Viburn versorgte gerade die Pferde auf Gut Niederlahr, welches seiner Schwester gehörte und wo er seit seiner Entlassung als Befehliger des Bombardenregiments "Trollpforte" hauptsächlich lebte. Wenn er sich nicht gerade auf dem Anwesen nützlich machte, verbrachte der ehemalige Offizier die Tage damit, sich in Selbstmitleid zu ergehen, jedem, der es nicht hören wollte, sein erlittenes Unrecht zu klagen sowie dem Trunke über jedes Maß hinaus zuzusprechen. In seinen lichten Momenten widerte ihn sein Verhalten selbst an, wie Duridanya wusste, doch dieses Gefühl legte sich rasch nach ein oder zwei Krügen Wein.

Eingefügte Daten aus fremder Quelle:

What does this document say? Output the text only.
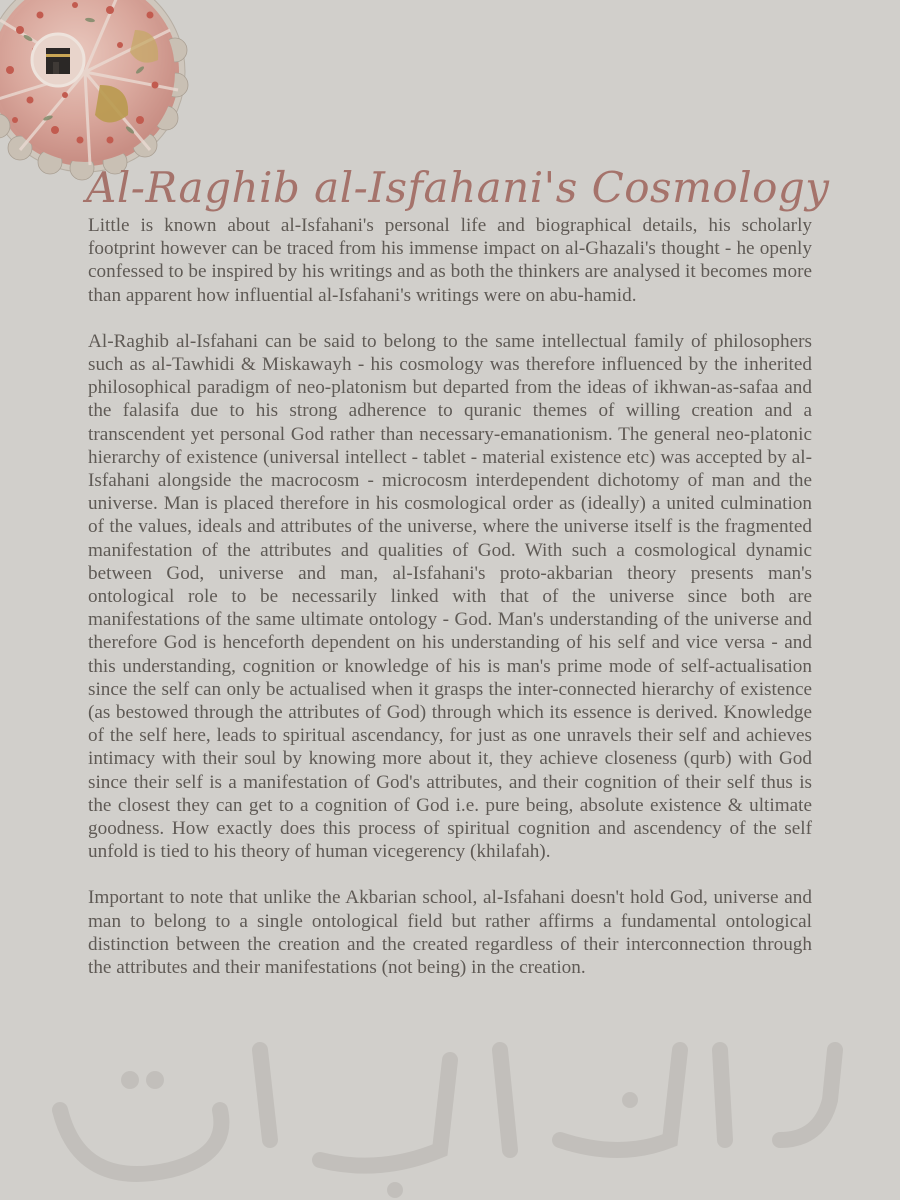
Al-Raghib al-Isfahani's Cosmology

Little is known about al-Isfahani's personal life and biographical details, his scholarly footprint however can be traced from his immense impact on al-Ghazali's thought - he openly confessed to be inspired by his writings and as both the thinkers are analysed it becomes more than apparent how influential al-Isfahani's writings were on abu-hamid.

Al-Raghib al-Isfahani can be said to belong to the same intellectual family of philosophers such as al-Tawhidi & Miskawayh - his cosmology was therefore influenced by the inherited philosophical paradigm of neo-platonism but departed from the ideas of ikhwan-as-safaa and the falasifa due to his strong adherence to quranic themes of willing creation and a transcendent yet personal God rather than necessary-emanationism. The general neo-platonic hierarchy of existence (universal intellect - tablet - material existence etc) was accepted by al-Isfahani alongside the macrocosm - microcosm interdependent dichotomy of man and the universe. Man is placed therefore in his cosmological order as (ideally) a united culmination of the values, ideals and attributes of the universe, where the universe itself is the fragmented manifestation of the attributes and qualities of God. With such a cosmological dynamic between God, universe and man, al-Isfahani's proto-akbarian theory presents man's ontological role to be necessarily linked with that of the universe since both are manifestations of the same ultimate ontology - God. Man's understanding of the universe and therefore God is henceforth dependent on his understanding of his self and vice versa - and this understanding, cognition or knowledge of his is man's prime mode of self-actualisation since the self can only be actualised when it grasps the inter-connected hierarchy of existence (as bestowed through the attributes of God) through which its essence is derived. Knowledge of the self here, leads to spiritual ascendancy, for just as one unravels their self and achieves intimacy with their soul by knowing more about it, they achieve closeness (qurb) with God since their self is a manifestation of God's attributes, and their cognition of their self thus is the closest they can get to a cognition of God i.e. pure being, absolute existence & ultimate goodness. How exactly does this process of spiritual cognition and ascendency of the self unfold is tied to his theory of human vicegerency (khilafah).

Important to note that unlike the Akbarian school, al-Isfahani doesn't hold God, universe and man to belong to a single ontological field but rather affirms a fundamental ontological distinction between the creation and the created regardless of their interconnection through the attributes and their manifestations (not being) in the creation.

Die Gutsherrin hätte Viburn - Bruder hin oder her - wohl schon längst vom Hof gejagt, wenn der einstige Oberst nicht durch seine außerordentliche Begabung bei der Pferdeaufzucht und beim Zureiten erheblich zum wirtschaftlichen Überleben des Gutes beitrüge. Trotzdem, früher oder später müsste sie Viburn entweder den Kopf kräftig zurechtrücken oder, wenn nichts anderes mehr hülfe, ihn bitten, zu gehen. Auch in diesem Moment kreisten ihre Überlegungen, wie so oft, um ihren Bruder.

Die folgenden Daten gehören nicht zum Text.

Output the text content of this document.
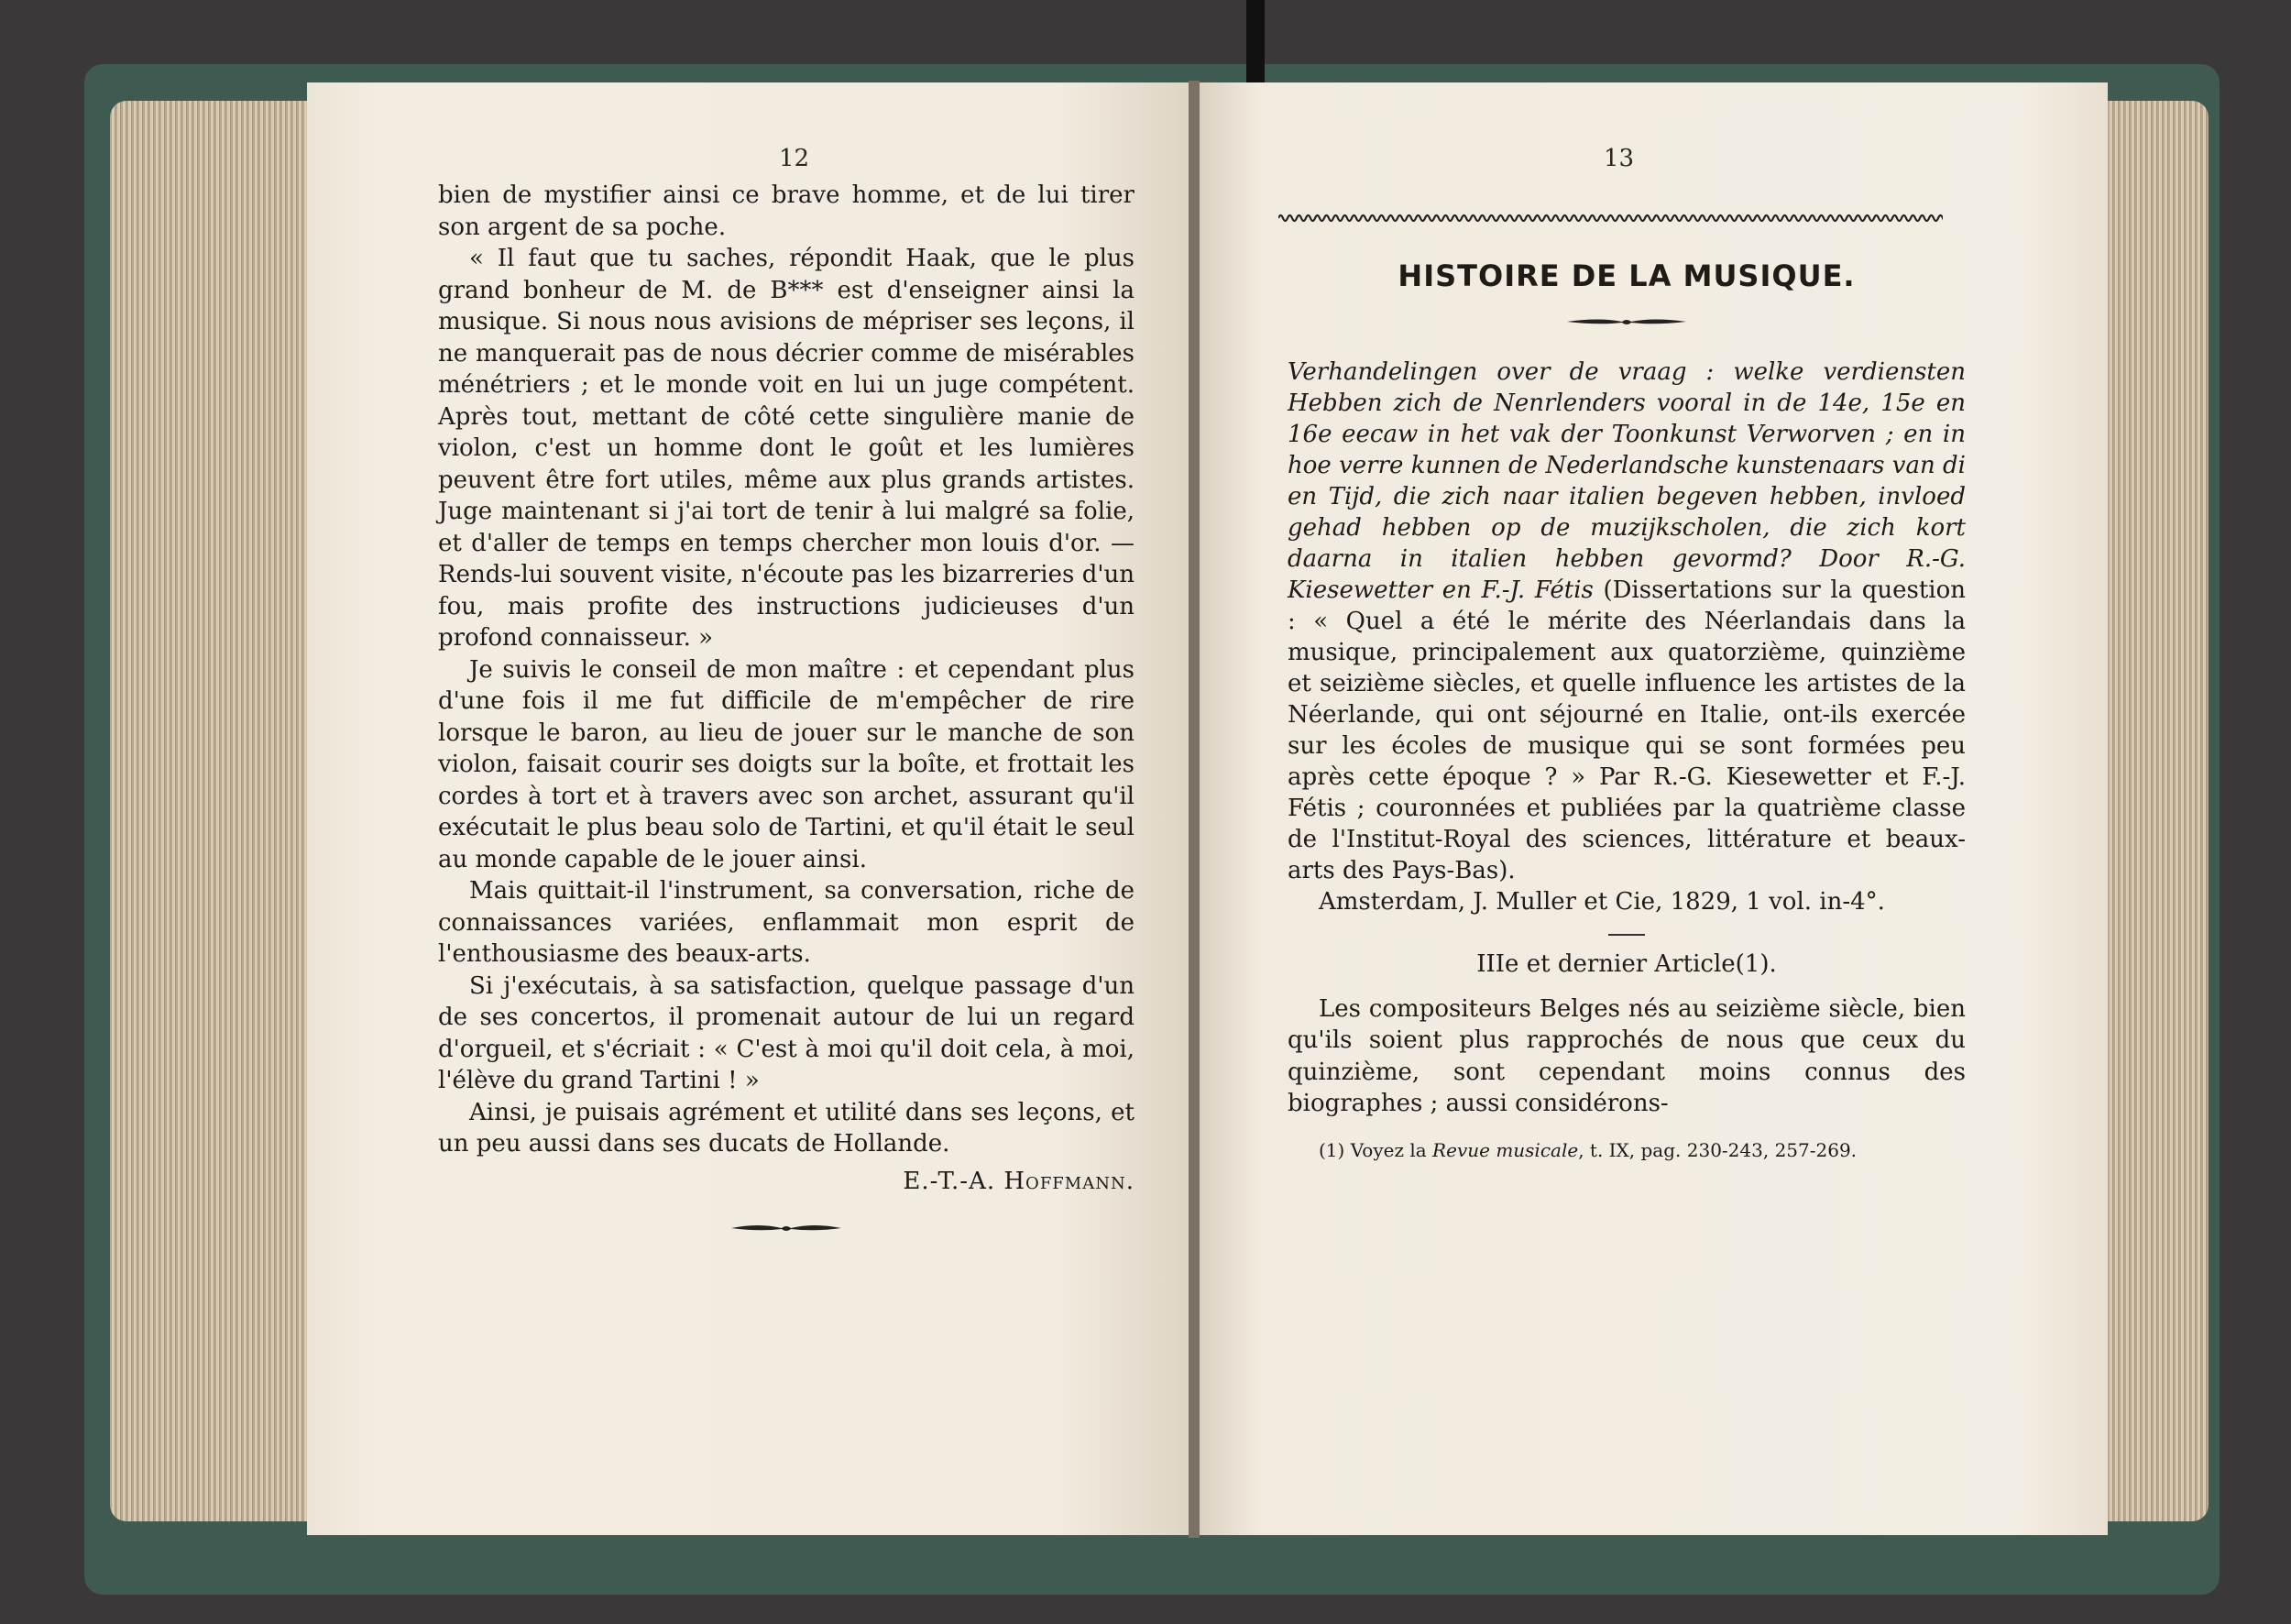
12

bien de mystifier ainsi ce brave homme, et de lui tirer son argent de sa poche.

« Il faut que tu saches, répondit Haak, que le plus grand bonheur de M. de B*** est d'enseigner ainsi la musique. Si nous nous avisions de mépriser ses leçons, il ne manquerait pas de nous décrier comme de misérables ménétriers ; et le monde voit en lui un juge compétent. Après tout, mettant de côté cette singulière manie de violon, c'est un homme dont le goût et les lumières peuvent être fort utiles, même aux plus grands artistes. Juge maintenant si j'ai tort de tenir à lui malgré sa folie, et d'aller de temps en temps chercher mon louis d'or. — Rends-lui souvent visite, n'écoute pas les bizarreries d'un fou, mais profite des instructions judicieuses d'un profond connaisseur. »

Je suivis le conseil de mon maître : et cependant plus d'une fois il me fut difficile de m'empêcher de rire lorsque le baron, au lieu de jouer sur le manche de son violon, faisait courir ses doigts sur la boîte, et frottait les cordes à tort et à travers avec son archet, assurant qu'il exécutait le plus beau solo de Tartini, et qu'il était le seul au monde capable de le jouer ainsi.

Mais quittait-il l'instrument, sa conversation, riche de connaissances variées, enflammait mon esprit de l'enthousiasme des beaux-arts.

Si j'exécutais, à sa satisfaction, quelque passage d'un de ses concertos, il promenait autour de lui un regard d'orgueil, et s'écriait : « C'est à moi qu'il doit cela, à moi, l'élève du grand Tartini ! »

Ainsi, je puisais agrément et utilité dans ses leçons, et un peu aussi dans ses ducats de Hollande.

E.-T.-A. Hoffmann.

13

HISTOIRE DE LA MUSIQUE.

Verhandelingen over de vraag : welke verdiensten Hebben zich de Nenrlenders vooral in de 14e, 15e en 16e eecaw in het vak der Toonkunst Verworven ; en in hoe verre kunnen de Nederlandsche kunstenaars van di en Tijd, die zich naar italien begeven hebben, invloed gehad hebben op de muzijkscholen, die zich kort daarna in italien hebben gevormd? Door R.-G. Kiesewetter en F.-J. Fétis (Dissertations sur la question : « Quel a été le mérite des Néerlandais dans la musique, principalement aux quatorzième, quinzième et seizième siècles, et quelle influence les artistes de la Néerlande, qui ont séjourné en Italie, ont-ils exercée sur les écoles de musique qui se sont formées peu après cette époque ? » Par R.-G. Kiesewetter et F.-J. Fétis ; couronnées et publiées par la quatrième classe de l'Institut-Royal des sciences, littérature et beaux-arts des Pays-Bas).

Amsterdam, J. Muller et Cie, 1829, 1 vol. in-4°.

IIIe et dernier Article(1).

Les compositeurs Belges nés au seizième siècle, bien qu'ils soient plus rapprochés de nous que ceux du quinzième, sont cependant moins connus des biographes ; aussi considérons-

(1) Voyez la Revue musicale, t. IX, pag. 230-243, 257-269.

Beim eher beiläufigen Blick aus dem Fenster gewahrte Duridanya einen Reiter, der auf das Anwesen zuhielt und sie dabei aus ihren Gedanken riss. Ein Besucher? Was mochte er wohl von ihr wollen? Noch bevor man der Ritterin den Neuankömmling melden konnte, begab sie sich nach draußen, um ihn dort in Empfang zu nehmen.
"Die Zwölfe zum Gruße, hohe Dame! Ich habe eine Nachricht für Viburn von Tälerort. Er soll sich hier auf eurem Gut aufhalten."

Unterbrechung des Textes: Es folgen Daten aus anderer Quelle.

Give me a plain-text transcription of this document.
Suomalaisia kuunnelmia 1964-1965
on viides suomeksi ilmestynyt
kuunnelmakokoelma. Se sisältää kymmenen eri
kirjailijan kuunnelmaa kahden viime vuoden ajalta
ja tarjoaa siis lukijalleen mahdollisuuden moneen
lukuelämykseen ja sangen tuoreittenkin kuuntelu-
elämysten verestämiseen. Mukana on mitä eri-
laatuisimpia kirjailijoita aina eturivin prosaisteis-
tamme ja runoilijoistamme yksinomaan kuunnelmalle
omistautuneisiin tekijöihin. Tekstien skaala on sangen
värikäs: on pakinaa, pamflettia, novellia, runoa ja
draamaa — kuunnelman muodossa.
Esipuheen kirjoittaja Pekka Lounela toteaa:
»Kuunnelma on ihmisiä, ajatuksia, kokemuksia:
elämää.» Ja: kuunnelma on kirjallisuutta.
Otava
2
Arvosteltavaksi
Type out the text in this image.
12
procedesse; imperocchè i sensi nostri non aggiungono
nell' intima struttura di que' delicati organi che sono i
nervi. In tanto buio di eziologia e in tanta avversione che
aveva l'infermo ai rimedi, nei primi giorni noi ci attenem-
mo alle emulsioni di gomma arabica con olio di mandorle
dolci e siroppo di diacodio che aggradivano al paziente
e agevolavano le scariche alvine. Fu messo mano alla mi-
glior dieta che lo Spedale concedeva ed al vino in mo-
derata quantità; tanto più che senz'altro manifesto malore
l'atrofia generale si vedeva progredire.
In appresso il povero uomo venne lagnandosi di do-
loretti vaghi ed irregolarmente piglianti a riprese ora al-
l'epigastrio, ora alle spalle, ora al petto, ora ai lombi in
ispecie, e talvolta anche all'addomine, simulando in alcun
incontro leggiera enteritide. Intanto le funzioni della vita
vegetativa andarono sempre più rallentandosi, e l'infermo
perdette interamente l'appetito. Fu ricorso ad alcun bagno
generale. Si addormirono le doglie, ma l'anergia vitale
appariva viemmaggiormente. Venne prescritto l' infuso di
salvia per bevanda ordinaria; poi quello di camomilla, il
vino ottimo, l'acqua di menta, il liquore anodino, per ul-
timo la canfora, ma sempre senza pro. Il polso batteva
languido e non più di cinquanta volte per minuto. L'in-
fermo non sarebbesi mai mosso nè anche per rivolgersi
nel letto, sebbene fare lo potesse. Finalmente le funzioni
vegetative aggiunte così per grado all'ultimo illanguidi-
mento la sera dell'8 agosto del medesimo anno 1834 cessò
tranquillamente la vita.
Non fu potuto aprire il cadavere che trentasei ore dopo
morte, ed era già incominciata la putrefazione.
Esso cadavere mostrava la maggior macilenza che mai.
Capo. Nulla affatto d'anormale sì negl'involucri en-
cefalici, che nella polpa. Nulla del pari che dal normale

"Die Götter auch mit euch. Ja, mein Bruder lebt hier. Übergebt mir die Depesche und ich lasse sie ihm umgehend zukommen."
"Verzeiht, aber ich habe Auftrag, die Nachricht nur ihrem Empfänger persönlich auszuhändigen."
Duridanya zuckte nur kurz mit den Schultern. Sie hatte schlecht geschlafen und darob wenig Lust, sich mit einem impertinenten Kurier herumzuärgern. "Mein Bruder ist dahinten bei den Ställen. Und nun entschuldigt mich, ich habe meine Zeit auch nicht gestohlen." Sprach´s und ging wieder in das Gutshaus zurück.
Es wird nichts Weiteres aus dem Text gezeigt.